Not only is a trilogy a classic three-act structure, with “1- introduction of characters and situation, 2 - put them in a difficult position, and 3 - get them out of it” but each book individually is largely that three act structure also, which in combination creates the best way for capturing a rising tension, hopefully with a satisfying denouement for each, even if there are cliffhangers.
Movie trilogies can do the same thing, though sometimes if a sequel is an afterthought that doesn’t apply organically. An example of it working, though, is arguably the Pirates of the Caribbean movies, or the original Star Wars trilogy.
Isaac Asimov’s three Foundation books were combined in an inexpensive version in 1963 as The Foundation Trilogy. J. R. R. Tolkien’s three books were combined in an inexpensive boxed set edition in 1966, informally referred to as a Trilogy. The 1960s were the first time that f&sf garnered huge sales, public notice, and respectability as paperback releases. Both spawned endless imitators. Trilogies go back to ancient times, but popular culture adopted the trilogy format as a sales enhancer after the 1960s. Wendell Wagner’s ngram charts confirm that, and if you check film trilogy and trilogy of films you get even steeper curves.

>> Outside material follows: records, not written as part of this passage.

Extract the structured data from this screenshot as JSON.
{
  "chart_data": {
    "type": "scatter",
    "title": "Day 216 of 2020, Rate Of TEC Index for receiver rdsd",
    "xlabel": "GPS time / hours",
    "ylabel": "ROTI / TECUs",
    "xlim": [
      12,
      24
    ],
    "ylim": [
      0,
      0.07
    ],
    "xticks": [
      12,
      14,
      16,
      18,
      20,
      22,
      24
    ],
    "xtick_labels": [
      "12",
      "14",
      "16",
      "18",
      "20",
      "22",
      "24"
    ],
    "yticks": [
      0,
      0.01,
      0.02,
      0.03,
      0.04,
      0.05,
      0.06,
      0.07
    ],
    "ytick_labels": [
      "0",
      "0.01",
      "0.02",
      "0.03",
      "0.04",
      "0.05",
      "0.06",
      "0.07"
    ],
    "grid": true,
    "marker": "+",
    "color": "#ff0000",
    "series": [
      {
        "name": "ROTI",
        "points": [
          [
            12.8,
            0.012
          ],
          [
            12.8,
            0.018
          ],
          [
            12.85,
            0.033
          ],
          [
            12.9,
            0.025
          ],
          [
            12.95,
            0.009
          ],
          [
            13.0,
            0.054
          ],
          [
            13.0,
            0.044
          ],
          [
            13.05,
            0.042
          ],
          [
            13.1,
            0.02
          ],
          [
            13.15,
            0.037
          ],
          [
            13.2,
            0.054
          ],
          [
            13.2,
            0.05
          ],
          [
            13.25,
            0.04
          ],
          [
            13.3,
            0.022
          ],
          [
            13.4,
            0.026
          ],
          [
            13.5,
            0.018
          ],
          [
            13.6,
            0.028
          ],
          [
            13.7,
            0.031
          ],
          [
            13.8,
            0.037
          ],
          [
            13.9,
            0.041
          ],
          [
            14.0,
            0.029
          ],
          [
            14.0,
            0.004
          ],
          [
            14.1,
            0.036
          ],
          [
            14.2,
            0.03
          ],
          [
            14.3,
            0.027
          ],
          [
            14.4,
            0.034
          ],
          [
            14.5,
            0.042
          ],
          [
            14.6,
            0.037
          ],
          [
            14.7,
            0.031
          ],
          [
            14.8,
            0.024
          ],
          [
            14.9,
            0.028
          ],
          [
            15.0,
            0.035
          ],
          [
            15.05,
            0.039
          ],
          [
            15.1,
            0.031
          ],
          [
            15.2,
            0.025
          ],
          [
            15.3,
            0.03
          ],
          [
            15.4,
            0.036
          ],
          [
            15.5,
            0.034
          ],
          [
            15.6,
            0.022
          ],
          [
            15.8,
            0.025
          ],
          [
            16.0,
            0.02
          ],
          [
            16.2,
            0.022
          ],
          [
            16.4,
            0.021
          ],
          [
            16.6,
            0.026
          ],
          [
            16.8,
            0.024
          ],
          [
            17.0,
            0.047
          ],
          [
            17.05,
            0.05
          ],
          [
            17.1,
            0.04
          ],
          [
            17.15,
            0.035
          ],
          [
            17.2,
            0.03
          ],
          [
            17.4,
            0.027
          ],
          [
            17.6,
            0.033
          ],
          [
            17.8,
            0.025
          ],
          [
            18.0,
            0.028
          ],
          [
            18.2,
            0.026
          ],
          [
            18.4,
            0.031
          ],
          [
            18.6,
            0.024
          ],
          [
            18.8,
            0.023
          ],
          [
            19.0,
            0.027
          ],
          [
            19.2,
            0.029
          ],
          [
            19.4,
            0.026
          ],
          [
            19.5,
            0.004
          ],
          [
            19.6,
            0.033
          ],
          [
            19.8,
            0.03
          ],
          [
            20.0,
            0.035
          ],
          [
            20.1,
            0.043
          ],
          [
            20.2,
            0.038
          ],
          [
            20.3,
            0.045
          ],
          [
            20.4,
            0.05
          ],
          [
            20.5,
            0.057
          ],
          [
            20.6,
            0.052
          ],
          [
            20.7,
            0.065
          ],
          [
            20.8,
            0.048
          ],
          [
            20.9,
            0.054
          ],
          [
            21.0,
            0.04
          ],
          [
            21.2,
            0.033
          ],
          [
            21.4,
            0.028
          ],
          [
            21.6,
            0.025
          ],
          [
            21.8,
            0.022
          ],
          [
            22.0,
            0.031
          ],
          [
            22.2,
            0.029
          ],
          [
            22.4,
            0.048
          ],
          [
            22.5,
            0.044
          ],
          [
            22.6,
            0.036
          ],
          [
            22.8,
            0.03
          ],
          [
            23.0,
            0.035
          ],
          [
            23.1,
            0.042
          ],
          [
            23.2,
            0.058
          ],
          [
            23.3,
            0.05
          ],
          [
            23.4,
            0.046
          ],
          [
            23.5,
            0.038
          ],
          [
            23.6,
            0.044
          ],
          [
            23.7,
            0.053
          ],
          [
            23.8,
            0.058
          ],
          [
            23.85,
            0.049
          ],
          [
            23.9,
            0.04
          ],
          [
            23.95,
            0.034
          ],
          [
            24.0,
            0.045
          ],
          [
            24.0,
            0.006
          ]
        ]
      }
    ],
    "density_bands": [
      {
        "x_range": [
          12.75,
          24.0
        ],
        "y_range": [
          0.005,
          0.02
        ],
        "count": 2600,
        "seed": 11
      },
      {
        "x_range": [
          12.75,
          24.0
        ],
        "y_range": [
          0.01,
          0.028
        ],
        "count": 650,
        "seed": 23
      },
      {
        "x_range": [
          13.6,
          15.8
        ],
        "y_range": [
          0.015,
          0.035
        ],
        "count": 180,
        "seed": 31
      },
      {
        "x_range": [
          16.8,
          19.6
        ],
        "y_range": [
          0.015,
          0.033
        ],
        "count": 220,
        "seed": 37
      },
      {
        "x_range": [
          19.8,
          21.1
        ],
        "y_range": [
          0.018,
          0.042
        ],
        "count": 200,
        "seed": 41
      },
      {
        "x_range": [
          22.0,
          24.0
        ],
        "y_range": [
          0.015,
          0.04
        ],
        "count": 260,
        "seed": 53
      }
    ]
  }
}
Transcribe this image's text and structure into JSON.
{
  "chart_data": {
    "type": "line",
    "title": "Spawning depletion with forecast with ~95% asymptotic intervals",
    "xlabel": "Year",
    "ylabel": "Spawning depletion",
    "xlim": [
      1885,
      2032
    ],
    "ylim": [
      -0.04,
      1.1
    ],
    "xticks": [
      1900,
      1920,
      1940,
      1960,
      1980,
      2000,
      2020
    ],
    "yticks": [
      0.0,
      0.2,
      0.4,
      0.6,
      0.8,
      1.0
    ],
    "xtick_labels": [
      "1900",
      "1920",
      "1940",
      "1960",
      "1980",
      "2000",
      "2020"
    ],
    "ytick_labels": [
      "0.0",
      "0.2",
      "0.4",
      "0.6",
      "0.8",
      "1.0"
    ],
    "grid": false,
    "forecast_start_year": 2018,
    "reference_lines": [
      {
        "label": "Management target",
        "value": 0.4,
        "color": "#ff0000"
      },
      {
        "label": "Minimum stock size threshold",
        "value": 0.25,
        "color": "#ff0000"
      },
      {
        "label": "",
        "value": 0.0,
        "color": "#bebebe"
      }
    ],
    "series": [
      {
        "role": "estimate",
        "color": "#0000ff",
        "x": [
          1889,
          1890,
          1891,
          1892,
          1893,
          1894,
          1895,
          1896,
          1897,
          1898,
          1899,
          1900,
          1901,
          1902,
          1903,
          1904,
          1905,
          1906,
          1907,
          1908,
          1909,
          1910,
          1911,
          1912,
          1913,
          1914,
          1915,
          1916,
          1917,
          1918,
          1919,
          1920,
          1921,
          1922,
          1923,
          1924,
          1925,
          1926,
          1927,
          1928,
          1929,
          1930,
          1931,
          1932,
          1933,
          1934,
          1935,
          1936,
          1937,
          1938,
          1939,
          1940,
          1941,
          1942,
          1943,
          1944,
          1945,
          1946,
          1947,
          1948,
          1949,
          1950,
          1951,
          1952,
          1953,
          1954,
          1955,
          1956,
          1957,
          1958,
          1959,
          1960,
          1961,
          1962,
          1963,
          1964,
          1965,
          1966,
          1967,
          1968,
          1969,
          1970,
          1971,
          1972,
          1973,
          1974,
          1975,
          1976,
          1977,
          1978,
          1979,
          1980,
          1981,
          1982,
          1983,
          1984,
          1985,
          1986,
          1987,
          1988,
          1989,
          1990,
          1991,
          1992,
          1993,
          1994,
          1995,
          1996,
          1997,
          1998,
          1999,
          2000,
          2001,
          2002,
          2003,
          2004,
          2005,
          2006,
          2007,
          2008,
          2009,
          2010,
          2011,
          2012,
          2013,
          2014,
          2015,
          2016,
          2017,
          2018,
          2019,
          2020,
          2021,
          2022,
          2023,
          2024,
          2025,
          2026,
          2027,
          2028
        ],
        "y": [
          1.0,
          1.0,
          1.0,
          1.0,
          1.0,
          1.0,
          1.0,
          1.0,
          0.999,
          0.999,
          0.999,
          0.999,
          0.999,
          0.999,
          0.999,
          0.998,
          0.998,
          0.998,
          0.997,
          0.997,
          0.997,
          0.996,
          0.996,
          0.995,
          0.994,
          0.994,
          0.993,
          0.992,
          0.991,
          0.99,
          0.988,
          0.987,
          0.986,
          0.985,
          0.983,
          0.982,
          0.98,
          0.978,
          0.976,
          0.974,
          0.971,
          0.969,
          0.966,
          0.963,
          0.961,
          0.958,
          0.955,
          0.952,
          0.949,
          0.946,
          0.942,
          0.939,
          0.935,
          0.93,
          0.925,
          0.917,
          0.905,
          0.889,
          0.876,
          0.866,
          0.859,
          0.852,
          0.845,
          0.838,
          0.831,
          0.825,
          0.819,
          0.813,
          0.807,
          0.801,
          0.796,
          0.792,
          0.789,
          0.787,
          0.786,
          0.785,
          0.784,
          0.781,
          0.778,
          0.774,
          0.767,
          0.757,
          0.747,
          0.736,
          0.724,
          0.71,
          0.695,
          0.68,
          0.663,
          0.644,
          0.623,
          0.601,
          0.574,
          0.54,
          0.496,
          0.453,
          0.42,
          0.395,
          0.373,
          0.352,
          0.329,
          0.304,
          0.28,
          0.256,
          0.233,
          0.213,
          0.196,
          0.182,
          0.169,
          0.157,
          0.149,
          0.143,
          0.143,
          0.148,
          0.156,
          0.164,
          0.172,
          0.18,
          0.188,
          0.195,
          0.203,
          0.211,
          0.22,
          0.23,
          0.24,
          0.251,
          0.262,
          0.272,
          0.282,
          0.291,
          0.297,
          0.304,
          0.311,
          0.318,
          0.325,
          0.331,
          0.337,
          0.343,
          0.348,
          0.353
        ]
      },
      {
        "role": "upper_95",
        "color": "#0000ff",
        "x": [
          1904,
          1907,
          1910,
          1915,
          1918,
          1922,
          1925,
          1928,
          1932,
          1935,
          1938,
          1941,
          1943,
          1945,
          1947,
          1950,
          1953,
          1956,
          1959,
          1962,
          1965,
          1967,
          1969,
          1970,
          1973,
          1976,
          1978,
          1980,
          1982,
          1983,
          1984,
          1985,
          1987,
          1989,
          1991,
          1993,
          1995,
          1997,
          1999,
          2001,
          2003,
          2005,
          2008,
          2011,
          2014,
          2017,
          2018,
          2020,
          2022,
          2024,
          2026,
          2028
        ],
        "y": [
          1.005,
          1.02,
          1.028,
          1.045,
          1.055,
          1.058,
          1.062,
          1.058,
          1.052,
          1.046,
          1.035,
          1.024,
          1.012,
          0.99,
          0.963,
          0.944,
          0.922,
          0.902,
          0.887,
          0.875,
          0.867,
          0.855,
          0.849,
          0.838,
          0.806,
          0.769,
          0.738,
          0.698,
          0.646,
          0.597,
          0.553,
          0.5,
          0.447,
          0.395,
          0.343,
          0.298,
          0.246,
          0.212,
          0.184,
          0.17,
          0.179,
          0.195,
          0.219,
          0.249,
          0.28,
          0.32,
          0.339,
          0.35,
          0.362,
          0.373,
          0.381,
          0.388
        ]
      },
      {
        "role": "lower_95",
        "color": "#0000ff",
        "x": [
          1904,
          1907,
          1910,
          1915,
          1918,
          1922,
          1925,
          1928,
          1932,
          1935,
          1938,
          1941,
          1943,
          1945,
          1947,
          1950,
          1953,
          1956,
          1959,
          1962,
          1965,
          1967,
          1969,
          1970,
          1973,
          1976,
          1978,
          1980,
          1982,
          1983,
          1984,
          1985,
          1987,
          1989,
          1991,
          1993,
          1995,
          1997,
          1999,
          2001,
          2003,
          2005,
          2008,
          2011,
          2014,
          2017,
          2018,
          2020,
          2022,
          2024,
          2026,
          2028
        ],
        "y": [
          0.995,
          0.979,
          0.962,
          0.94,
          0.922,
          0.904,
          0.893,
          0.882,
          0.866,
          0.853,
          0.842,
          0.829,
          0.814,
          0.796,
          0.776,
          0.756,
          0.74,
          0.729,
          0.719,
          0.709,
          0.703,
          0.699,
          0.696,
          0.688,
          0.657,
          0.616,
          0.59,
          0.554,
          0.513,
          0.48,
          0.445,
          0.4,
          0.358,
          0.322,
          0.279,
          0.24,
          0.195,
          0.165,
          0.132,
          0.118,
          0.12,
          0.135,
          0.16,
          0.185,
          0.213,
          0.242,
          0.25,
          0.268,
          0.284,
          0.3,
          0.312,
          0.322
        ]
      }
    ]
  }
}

What’s ironic is that neither of the two base trilogies were designed as such. As Thudlow Boink said, the Rings are one novel split into three books for publishing ease and cost. Asimov wrote eight Foundation novelettes and they were gathered 3, 3, and 2 for the same reason. Trilogies had to exist and sell in physical form for publishers to see the light. After them, the deluge. Everything was stretched or bent into trilogies whether that was a good idea or not. That’s exactly the same reason why trilogies have turned into series, which are endless and worthless long before the later entries appear.